Five years ago, gender diversity statistics on boards looked far worse. The Pacific Northwest — a region that prides itself on being progressive and forward-thinking — was lagging significantly behind board diversity in the rest of the country. These stark statistics prompted myself, Deanna Oppenheimer, Phyllis Campbell, and several other PNW business leaders to mobilize our networks and determine how we could help improve corporate board diversity in the Northwest and perhaps nationally.
Data and our collective discussions led Deanna, with the support of our collective networks, to createBoardReady.io，寻求弹射委员会多样性的非营利性。我们发现，董事会多样性最重要的技术创新也许是最不性感的：数字网络和数据跟踪。
数字网络帮助伴随矩阵ies to branch outside of their standard networks and discover new, diverse, candidates. Their scale shows just how deep the talent pool of diverse professionals really is, and they are integral to busting the “pipeline problem” myth. Nominating committees are often surprised by how many diverse candidates in BoardReady’s digital network are eminently qualified to serve on their board.
Because of their size, digital networks also provide the opportunity to be extremely selective. Rather than hoping that a personal connection is the right fit, tapping into a digital network means that nominating committees can stipulate experience that their board currently lacks and ensure that every candidate they meet fulfills that need. So many firms are doing this well right now, whether it’s Diligent, with a network of 700,000 business leaders and executives; the Athena Alliance, which also offers executive coaching to their network of women business leaders; or Nurole, which focuses specifically on connecting boards with board candidates.
The list of organizations that are helping boards diversify via digital networks is constantly growing, which is critical, because advancing board diversity is such a large task. No one organization is capable of solving this issue alone. There’s no single public policy, private initiative, or nonprofit that can move the needle on board diversity alone. It’s why we’re proud to have partnered with the organizations above, along with many others, because those partnerships are force-multipliers. They are integral to bringing meaningful, large-scale progress to the highest levels of business.
其他应用程序的技术超越connections. Our ability to store and process data has advanced at a dizzying pace over the last several decades. As a result, advocates for board diversity have more information to make our case now than ever before. Data tracking is to board diversity what the Fitbit is to health goals. It reveals our starting point, which helps us make specific plans to improve board diversity for both individual firms and for the corporate world at large.
The insight that such data tracking offers is particularly useful in light of regulations like California’s recent board diversity legislation, as many firms are being forced to diversify their boards quickly, some of which do not even know where to begin. Our analytic is entirely dependent upon technology, from the algorithm that computes the score to the databases that it pulls from, to its comparative power.
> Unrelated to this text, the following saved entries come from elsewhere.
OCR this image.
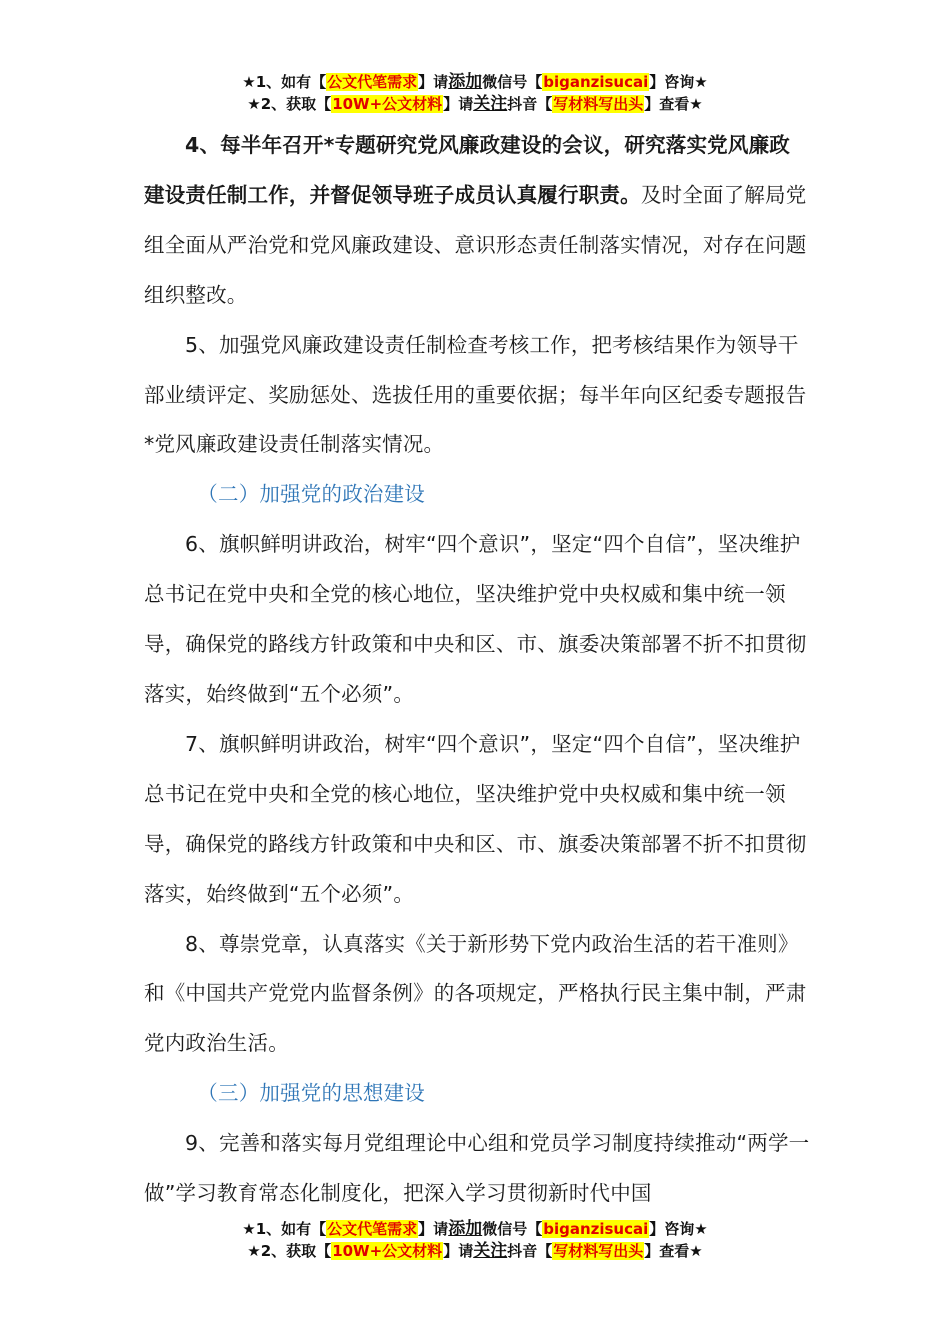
★1、如有【公文代笔需求】请添加微信号【biganzisucai】咨询★
★2、获取【10W+公文材料】请关注抖音【写材料写出头】查看★

4、每半年召开*专题研究党风廉政建设的会议，研究落实党风廉政建设责任制工作，并督促领导班子成员认真履行职责。及时全面了解局党组全面从严治党和党风廉政建设、意识形态责任制落实情况，对存在问题组织整改。

5、加强党风廉政建设责任制检查考核工作，把考核结果作为领导干部业绩评定、奖励惩处、选拔任用的重要依据；每半年向区纪委专题报告*党风廉政建设责任制落实情况。

（二）加强党的政治建设

6、旗帜鲜明讲政治，树牢“四个意识”，坚定“四个自信”，坚决维护总书记在党中央和全党的核心地位，坚决维护党中央权威和集中统一领导，确保党的路线方针政策和中央和区、市、旗委决策部署不折不扣贯彻落实，始终做到“五个必须”。

7、旗帜鲜明讲政治，树牢“四个意识”，坚定“四个自信”，坚决维护总书记在党中央和全党的核心地位，坚决维护党中央权威和集中统一领导，确保党的路线方针政策和中央和区、市、旗委决策部署不折不扣贯彻落实，始终做到“五个必须”。

8、尊崇党章，认真落实《关于新形势下党内政治生活的若干准则》和《中国共产党党内监督条例》的各项规定，严格执行民主集中制，严肃党内政治生活。

（三）加强党的思想建设

9、完善和落实每月党组理论中心组和党员学习制度持续推动“两学一做”学习教育常态化制度化，把深入学习贯彻新时代中国

★1、如有【公文代笔需求】请添加微信号【biganzisucai】咨询★
★2、获取【10W+公文材料】请关注抖音【写材料写出头】查看★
Particularly in the era of COVID, when so much business is going online, corporations are more open than ever before to finding candidates through digital networks. As a result, many companies are discovering for the first time how deep the pool of exceptional, diverse director candidates really is. In addition, pressure to diversify is building as customers, investors, and even some government regulators are beginning to demand more board diversity, whether to address inequality, to achieve governance best practices, or to pursue stronger financial returns.
所有这一切都意味着我们正在遇到一个前所未有的机会来将针头转移到船上的多样性上。In the coming years, I expect technology to be leveraged even further to advance board diversity, in ways that we can’t yet predict. Technological advances over the last several decades have helped us prepare for this moment, ensuring that the next generation of corporate leaders is more diverse than ever before.